Dirty Daddies
Pam Clowes, one of my fellow support workers, pats my shoulder as I head out for the evening, giving me one of her kindly smiles that tells me we can’t win them all.
In truth, we can’t win all that many of them, not with so many factors stacked against us. We really are just small cogs in a big social machine, and our jurisdiction doesn’t carry all that much weight. Support, that’s all we can offer – giving kids an ear and a voice through us when it’s needed, but what difference can that really make to a girl who doesn’t want either?
Carrie told me once that the only home she’ll ever have is on the road. That’s the only time I’ve ever seen her face truly light up, and the image is burned in my memory for all time.
I’m strangely tempted to withdraw my savings and buy her a wagon, but even if she’d accept it, that would never do. It would be against every safeguarding practice in our handbook and then some.
Being fired would be incomprehensible – both for me and all the kids who need me. But just occasionally, in bed at night, I wonder if a wild spark like Carrie would be worth dropping everything for. You couldn’t get more cliché a description of a mid-life crisis, so it’s just as well I have my stable best friend, Jack, to talk me down.
I told him once, after too many whiskies, that if I was ten years younger – alright, fifteen years younger – I’d run away with a girl like Carrie. We could travel around on some magical gypsy adventure, she and I, in a little wagon working the land and selling sprigs of heather.
Jack told me I was a fucking idiot and sent me back to my apartment to sleep off my crazy admission, of course. I took it all back in the morning, but there’s no fooling that guy. He knows me far too well.
His astuteness and his sensibilities are exactly the reasons I message him tonight.
He replies to my text before I’m even through the office doors.
She’s gone?
My reply is hard even to type.

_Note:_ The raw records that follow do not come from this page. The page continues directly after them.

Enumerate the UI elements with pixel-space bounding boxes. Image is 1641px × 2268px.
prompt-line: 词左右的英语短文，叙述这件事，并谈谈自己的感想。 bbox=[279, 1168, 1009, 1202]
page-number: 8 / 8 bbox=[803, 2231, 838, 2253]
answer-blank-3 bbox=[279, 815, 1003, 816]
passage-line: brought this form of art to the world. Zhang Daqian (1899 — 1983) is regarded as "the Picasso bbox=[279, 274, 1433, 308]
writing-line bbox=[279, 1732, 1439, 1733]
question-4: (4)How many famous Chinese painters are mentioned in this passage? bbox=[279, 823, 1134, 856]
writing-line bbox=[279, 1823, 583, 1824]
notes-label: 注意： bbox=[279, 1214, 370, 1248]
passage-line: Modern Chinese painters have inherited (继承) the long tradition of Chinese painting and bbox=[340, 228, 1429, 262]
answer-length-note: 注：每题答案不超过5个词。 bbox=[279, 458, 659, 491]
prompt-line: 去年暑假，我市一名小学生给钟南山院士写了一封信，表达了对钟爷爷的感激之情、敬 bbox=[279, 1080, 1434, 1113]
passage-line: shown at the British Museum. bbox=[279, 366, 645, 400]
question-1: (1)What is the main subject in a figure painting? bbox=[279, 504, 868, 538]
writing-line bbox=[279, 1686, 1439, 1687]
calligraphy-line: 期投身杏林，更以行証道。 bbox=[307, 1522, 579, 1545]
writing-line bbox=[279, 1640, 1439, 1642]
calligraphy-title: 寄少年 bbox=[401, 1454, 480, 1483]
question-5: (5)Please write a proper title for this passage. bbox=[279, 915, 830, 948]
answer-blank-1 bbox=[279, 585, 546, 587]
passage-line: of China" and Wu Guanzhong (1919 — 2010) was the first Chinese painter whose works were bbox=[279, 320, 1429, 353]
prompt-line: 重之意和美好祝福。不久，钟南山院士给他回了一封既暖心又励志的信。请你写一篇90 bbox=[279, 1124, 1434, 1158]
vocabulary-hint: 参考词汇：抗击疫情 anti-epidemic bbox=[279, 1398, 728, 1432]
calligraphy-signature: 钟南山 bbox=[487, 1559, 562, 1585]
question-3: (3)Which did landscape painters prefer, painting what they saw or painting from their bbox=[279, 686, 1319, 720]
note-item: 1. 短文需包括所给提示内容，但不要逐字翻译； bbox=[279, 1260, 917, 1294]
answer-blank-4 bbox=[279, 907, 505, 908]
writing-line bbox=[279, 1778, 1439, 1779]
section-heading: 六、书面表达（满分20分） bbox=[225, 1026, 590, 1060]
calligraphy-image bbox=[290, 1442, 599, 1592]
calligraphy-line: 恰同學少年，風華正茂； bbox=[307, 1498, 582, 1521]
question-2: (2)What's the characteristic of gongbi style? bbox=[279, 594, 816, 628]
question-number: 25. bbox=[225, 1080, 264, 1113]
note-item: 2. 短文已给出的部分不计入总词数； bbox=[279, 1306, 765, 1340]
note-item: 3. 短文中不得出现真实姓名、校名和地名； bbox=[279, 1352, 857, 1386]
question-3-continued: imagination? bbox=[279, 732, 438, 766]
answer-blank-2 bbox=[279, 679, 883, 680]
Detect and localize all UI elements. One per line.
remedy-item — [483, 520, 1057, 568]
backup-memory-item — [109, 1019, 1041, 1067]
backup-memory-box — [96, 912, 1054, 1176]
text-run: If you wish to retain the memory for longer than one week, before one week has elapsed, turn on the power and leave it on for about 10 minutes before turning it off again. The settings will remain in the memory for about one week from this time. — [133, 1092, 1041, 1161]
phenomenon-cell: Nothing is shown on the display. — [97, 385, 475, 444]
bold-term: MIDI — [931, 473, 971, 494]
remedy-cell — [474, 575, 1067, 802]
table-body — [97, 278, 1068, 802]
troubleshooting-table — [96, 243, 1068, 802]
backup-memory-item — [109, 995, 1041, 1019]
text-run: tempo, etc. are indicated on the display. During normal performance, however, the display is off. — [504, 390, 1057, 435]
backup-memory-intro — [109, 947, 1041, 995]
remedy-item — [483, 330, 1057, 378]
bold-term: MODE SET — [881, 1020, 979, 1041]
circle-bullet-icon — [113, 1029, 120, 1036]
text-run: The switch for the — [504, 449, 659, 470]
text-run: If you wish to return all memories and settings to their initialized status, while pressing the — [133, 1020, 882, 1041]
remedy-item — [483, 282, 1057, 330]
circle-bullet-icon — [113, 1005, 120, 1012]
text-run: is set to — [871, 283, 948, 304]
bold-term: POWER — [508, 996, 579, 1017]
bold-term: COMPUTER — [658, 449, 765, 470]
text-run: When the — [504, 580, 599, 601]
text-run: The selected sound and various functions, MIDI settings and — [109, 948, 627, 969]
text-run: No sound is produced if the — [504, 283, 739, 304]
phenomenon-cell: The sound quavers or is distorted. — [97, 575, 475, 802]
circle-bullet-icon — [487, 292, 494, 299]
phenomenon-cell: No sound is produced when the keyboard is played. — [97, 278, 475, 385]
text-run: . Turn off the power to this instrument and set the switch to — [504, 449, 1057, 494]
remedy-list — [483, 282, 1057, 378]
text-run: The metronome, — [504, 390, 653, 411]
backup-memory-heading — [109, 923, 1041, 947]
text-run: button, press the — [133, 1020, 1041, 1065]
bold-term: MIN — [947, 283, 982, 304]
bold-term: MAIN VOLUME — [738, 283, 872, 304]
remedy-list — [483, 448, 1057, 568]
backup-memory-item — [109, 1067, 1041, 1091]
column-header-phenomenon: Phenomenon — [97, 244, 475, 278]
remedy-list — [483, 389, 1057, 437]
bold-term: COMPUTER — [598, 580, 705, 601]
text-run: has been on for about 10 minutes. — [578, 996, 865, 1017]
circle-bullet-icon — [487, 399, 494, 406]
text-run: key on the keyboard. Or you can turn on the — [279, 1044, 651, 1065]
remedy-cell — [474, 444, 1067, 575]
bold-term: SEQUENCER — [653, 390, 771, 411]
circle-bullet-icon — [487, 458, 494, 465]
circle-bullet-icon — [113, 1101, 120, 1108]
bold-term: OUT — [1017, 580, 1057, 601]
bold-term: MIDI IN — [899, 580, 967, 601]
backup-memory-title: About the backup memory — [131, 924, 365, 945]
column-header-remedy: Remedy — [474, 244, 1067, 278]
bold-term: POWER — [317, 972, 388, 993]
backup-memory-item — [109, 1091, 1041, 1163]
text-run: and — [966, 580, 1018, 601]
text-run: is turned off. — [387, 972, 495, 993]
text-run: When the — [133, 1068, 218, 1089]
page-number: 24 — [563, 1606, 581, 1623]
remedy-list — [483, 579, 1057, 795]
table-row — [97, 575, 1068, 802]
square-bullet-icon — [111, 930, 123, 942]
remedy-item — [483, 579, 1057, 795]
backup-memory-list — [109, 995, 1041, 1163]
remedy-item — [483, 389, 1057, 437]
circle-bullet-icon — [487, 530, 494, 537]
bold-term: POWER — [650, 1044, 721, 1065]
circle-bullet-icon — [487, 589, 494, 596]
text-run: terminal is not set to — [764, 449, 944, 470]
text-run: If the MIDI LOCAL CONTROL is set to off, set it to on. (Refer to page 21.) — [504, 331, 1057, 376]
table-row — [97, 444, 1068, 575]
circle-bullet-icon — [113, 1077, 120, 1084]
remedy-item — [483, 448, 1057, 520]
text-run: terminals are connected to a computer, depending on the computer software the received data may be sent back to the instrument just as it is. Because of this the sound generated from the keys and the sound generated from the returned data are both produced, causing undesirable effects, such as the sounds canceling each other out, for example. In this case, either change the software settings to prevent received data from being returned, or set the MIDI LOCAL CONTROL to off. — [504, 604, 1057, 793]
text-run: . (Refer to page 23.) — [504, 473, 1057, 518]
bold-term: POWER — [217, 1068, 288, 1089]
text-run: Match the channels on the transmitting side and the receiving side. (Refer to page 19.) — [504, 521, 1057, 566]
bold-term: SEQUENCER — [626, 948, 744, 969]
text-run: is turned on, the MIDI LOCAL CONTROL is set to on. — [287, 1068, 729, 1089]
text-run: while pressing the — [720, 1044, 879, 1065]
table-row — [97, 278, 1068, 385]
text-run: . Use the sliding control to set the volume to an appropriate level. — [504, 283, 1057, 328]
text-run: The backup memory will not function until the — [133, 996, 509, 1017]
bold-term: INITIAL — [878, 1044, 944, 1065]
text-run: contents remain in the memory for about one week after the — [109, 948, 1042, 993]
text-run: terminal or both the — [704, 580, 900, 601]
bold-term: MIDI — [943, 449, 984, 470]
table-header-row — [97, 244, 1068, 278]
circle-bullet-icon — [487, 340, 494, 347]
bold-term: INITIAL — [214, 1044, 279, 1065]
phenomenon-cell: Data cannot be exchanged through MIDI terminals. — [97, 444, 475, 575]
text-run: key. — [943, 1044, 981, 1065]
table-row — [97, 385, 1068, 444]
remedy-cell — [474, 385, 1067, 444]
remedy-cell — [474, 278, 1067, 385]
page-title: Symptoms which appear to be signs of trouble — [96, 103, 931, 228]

Gone. Done. Off my books.
I can imagine his sharp inhalation of breath. My phone pings a few seconds later.
Drury’s Tavern. I’ll be there in fifteen.
I loosen my tie as I head across the street. Our little town of Lydney is only a small place but it’s all I’ve ever known. Jack and I grew up around these parts, went to the same school then college, but I stayed local, studying social care while he aimed for the stars and landed a business management degree at Warwick.
I’m surprised he came back here, but it turns out it was a good career move on his part. He set up an insurance agency the best part of a decade ago and it’s doing great. Big premiums in agriculture, he tells me, a niche market he’s done well to crack. Just as well he’s around, considering how much I’ve needed his sound words these past few months.
On the face of it our lives are very different now. I’m still living in a bland apartment in the centre of town – he has a sprawling house on the outskirts with plenty of land. I’m driving a safe old Ford, whereas he has a Range Rover with all the optional extras.
Jack’s made it financially, but my work matters, at least that’s what I tell myself.
I see him heading down the high street in the opposite direction before I’ve even made it to Drury’s. He cuts a fine image in his tailored suit. The dark grey matches the salt and pepper of his hair, a stylish bastard even though he’s ageing more noticeably than me. I guess that’s what building up a business does to you.
I hold the door until he joins me, and he slaps me on the back as we head inside. Drury’s is one of those typical small-town drinking holes. A dimly lit bar with a good selection of local ales and a random collection of tables and chairs that don’t match, but it suits the place. We head to the bar, and Jack orders. The first slug of ale goes down a treat, and we head over to a table in the corner by the open fire. Jack kicks back and takes off his tie. He rolls it around his fist and slips it into his inside pocket, then he eyes me with that easy smile I’ve come to know so well over the years.
“Rough day, then?”
I breathe out a sigh. “Can’t win ‘em all.”
“No,” he says. “You can’t. What’s going to become of the little madam?”
I shrug. “Hopefully she’ll be able to stay where she is. Hopefully she’ll even change her mind about college.”